Horacio creyó que la historia estaba cerrada. Para él, las curanderas habían muerto en Salem, abrasadas por las llamas del juicio y del miedo. La victoria había sido brutal, pero necesaria; eso repetía cada vez que alguno de sus descendientes osaba preguntar. Había dado por extinguida la estirpe de Amaranta y, con ella, cualquier amenaza contra los brujos.
Pero los ecos de ciertas magias no se borran tan fácilmente.
Una noche, mientras oficiaba un rito menor en los bosques del norte, Horacio sintió una vibración anómala en el tejido del mundo. No era una presencia, sino una memoria despierta. Un resplandor residual, como el destello de un relámpago visto desde otra dimensión. La energía era cruda, antigua, femenina. Y venía del sur.

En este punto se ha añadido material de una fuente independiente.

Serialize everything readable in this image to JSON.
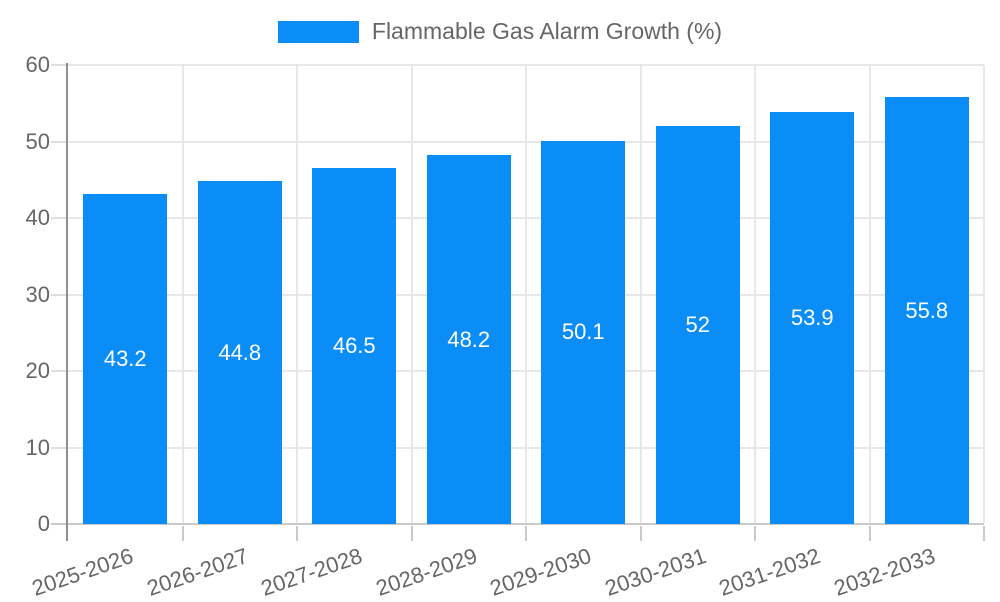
{
  "chart_data": {
    "type": "bar",
    "title": "Flammable Gas Alarm Growth (%)",
    "legend_label": "Flammable Gas Alarm Growth (%)",
    "legend_position": "top-center",
    "categories": [
      "2025-2026",
      "2026-2027",
      "2027-2028",
      "2028-2029",
      "2029-2030",
      "2030-2031",
      "2031-2032",
      "2032-2033"
    ],
    "values": [
      43.2,
      44.8,
      46.5,
      48.2,
      50.1,
      52,
      53.9,
      55.8
    ],
    "xlabel": "",
    "ylabel": "",
    "ylim": [
      0,
      60
    ],
    "yticks": [
      0,
      10,
      20,
      30,
      40,
      50,
      60
    ],
    "grid": true,
    "x_tick_rotation_deg": -19,
    "colors": {
      "bar": "#0b8df8",
      "value_label": "#ffffff",
      "axis_text": "#666666",
      "gridline": "#e7e7e7",
      "tick": "#dedede",
      "axis_line": "#8f8f8f",
      "baseline": "#c9c9c9",
      "background": "#ffffff"
    }
  }
}
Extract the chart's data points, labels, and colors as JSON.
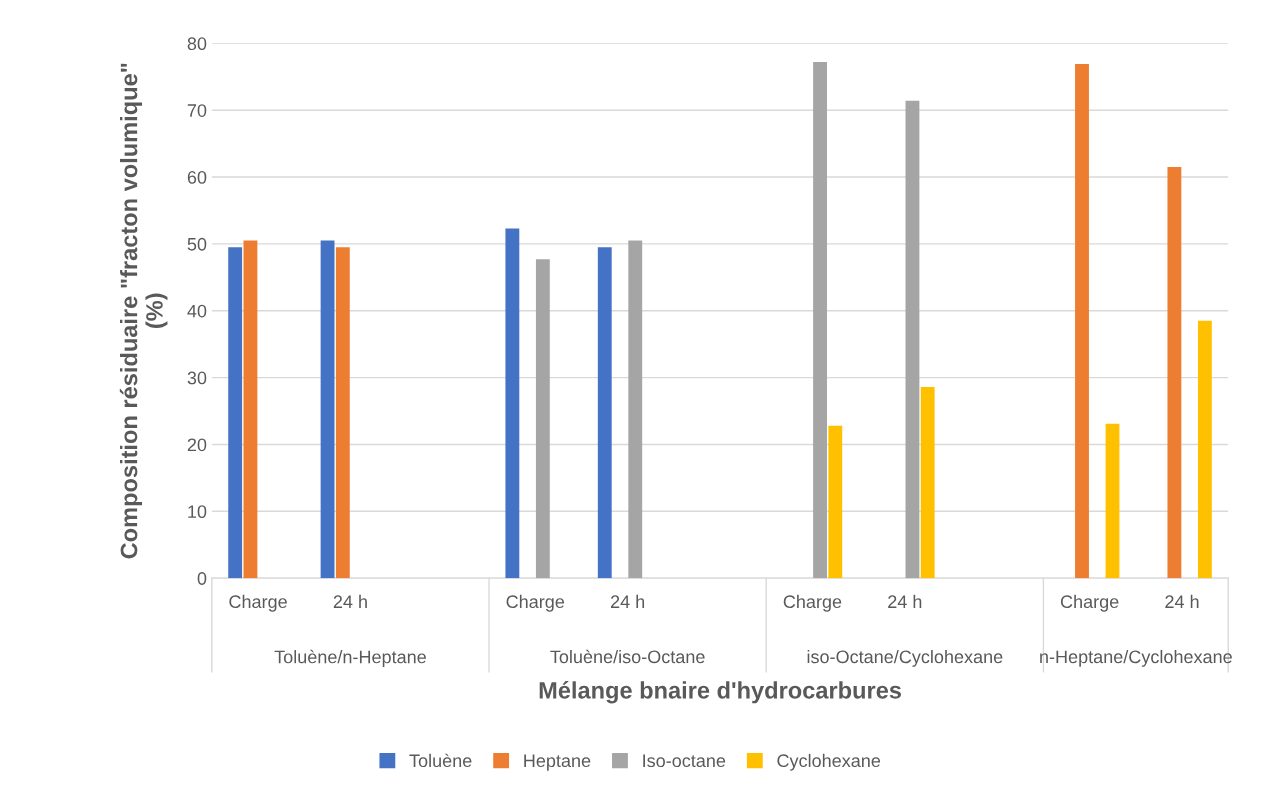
{
  "chart_data": {
    "type": "bar",
    "xlabel": "Mélange bnaire d'hydrocarbures",
    "ylabel": "Composition résiduaire \"fracton volumique\"\n(%)",
    "categories": [
      "Charge",
      "24 h",
      null,
      "Charge",
      "24 h",
      null,
      "Charge",
      "24 h",
      null,
      "Charge",
      "24 h"
    ],
    "series": [
      {
        "name": "Toluène",
        "color": "#4472c4",
        "values": [
          49.5,
          50.5,
          null,
          52.3,
          49.5,
          null,
          null,
          null,
          null,
          null,
          null
        ]
      },
      {
        "name": "Heptane",
        "color": "#ed7d31",
        "values": [
          50.5,
          49.5,
          null,
          null,
          null,
          null,
          null,
          null,
          null,
          76.9,
          61.5
        ]
      },
      {
        "name": "Iso-octane",
        "color": "#a5a5a5",
        "values": [
          null,
          null,
          null,
          47.7,
          50.5,
          null,
          77.2,
          71.4,
          null,
          null,
          null
        ]
      },
      {
        "name": "Cyclohexane",
        "color": "#ffc000",
        "values": [
          null,
          null,
          null,
          null,
          null,
          null,
          22.8,
          28.6,
          null,
          23.1,
          38.5
        ]
      }
    ],
    "annotations": [
      "Toluène/n-Heptane",
      "Toluène/iso-Octane",
      "iso-Octane/Cyclohexane",
      "n-Heptane/Cyclohexane"
    ],
    "ylim": [
      0,
      80
    ],
    "yticks": [
      0,
      10,
      20,
      30,
      40,
      50,
      60,
      70,
      80
    ],
    "grid": "y",
    "legend": "bottom"
  }
}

Durante días, no habló con nadie. Consultó libros prohibidos, interrogó a cuervos y observó la danza de las brasas en el fuego. Finalmente, cuando estuvo seguro, reunió a los suyos bajo la luna llena y pronunció el anuncio con voz hueca:
—Nos vamos de aquí. Ha comenzado de nuevo.
Ninguno de sus hijos ni nietos se atrevió a cuestionarlo. El peso de su nombre, el tono de su mirada y la sola mención del linaje perdido bastaron para sellar la obediencia. Así, los brujos recogieron sus grimorios, cubrieron sus signos, ocultaron sus armas y partieron hacia Rodríguez, el lugar de la próxima batalla.